Rep. Bera, during a debate this week in Sacramento against Republican Sacramento County Sheriff Scott Jones, his opponent in the race for the 7th Congressional District, said federal investigators found he had no prior knowledge of his father’s illegal activity.
"The U.S. Attorney was pretty clear. They did a thorough investigation. They were consistent that I was never the target of this investigation," Bera said. "They were consistent that neither I nor my campaign had any idea what was going on. And that’s why they closed this case."
Rep. Bera makes his claim at about the 6:20 minute mark in the video above.
Moments later, Jones took issue with Bera’s statement:
"I disagree with the statement that the U.S. Attorney said they didn’t know anything about it. I think what they said was they couldn’t find any evidence to suggest Congressman Bera or his staff knew about it. And that’s a difference."
Had Bera taken statements by federal investigators out of context?
We decided to check the facts, with a focus on the portion of Bera’s statement that the U.S. Attorney’s Office said "neither I nor my campaign had any idea what was going on. And that’s why they closed this case."
To back up the congressman’s claim, the Bera campaign pointed to statements by the U.S. Attorney’s Office in May and September.
Here’s what acting U.S. Attorney Phillip A. Talbert said in a May news conference in Sacramento after Bera’s father pleaded guilty to election fraud:
"To date, there is no indication from what we’ve learned in the investigation that either the congressman or his campaign staff knew of, or participated in," the crimes by Bera’s father.
In September, Talbert’s office released a prepared statement saying "no other charges will be sought in this matter" and that it had concluded its investigation into the illegal contributions. It did not elaborate further on why it closed the case. A spokeswoman for the U.S. Attorney’s Office declined to address that question this week.
Rep.

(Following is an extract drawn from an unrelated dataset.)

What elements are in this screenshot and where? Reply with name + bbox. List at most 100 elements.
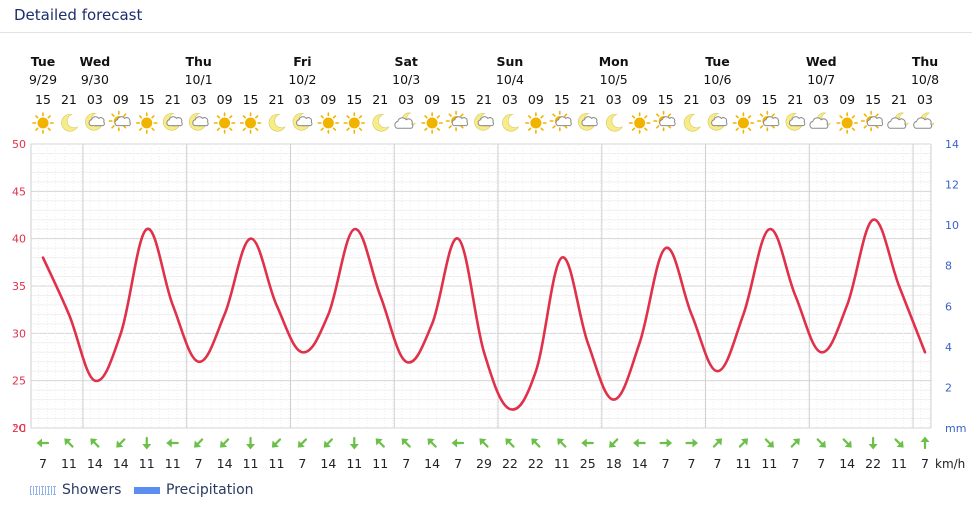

Bera’s statement that federal investigators said he and his campaign "had no idea what was going on" mostly matches with Talbert’s May comments.
Still, it’s not entirely clear why the case was closed.
We don’t know for sure without an explanation from the U.S. Attorney’s Office, which declined to elaborate on the subject.
What we do know is Bera was investigated and no charges were brought against him. Bera’s statement is not far from the mark.
It would have been completely correct, however, if Bera had repeated what the U.S. attorney said that there was "no indication" he or his campaign had any connection to the crime. His statement could have benefited from this key clarification.
We rate it Mostly True.
MOSTLY TRUE – The statement is accurate but needs clarification or additional information.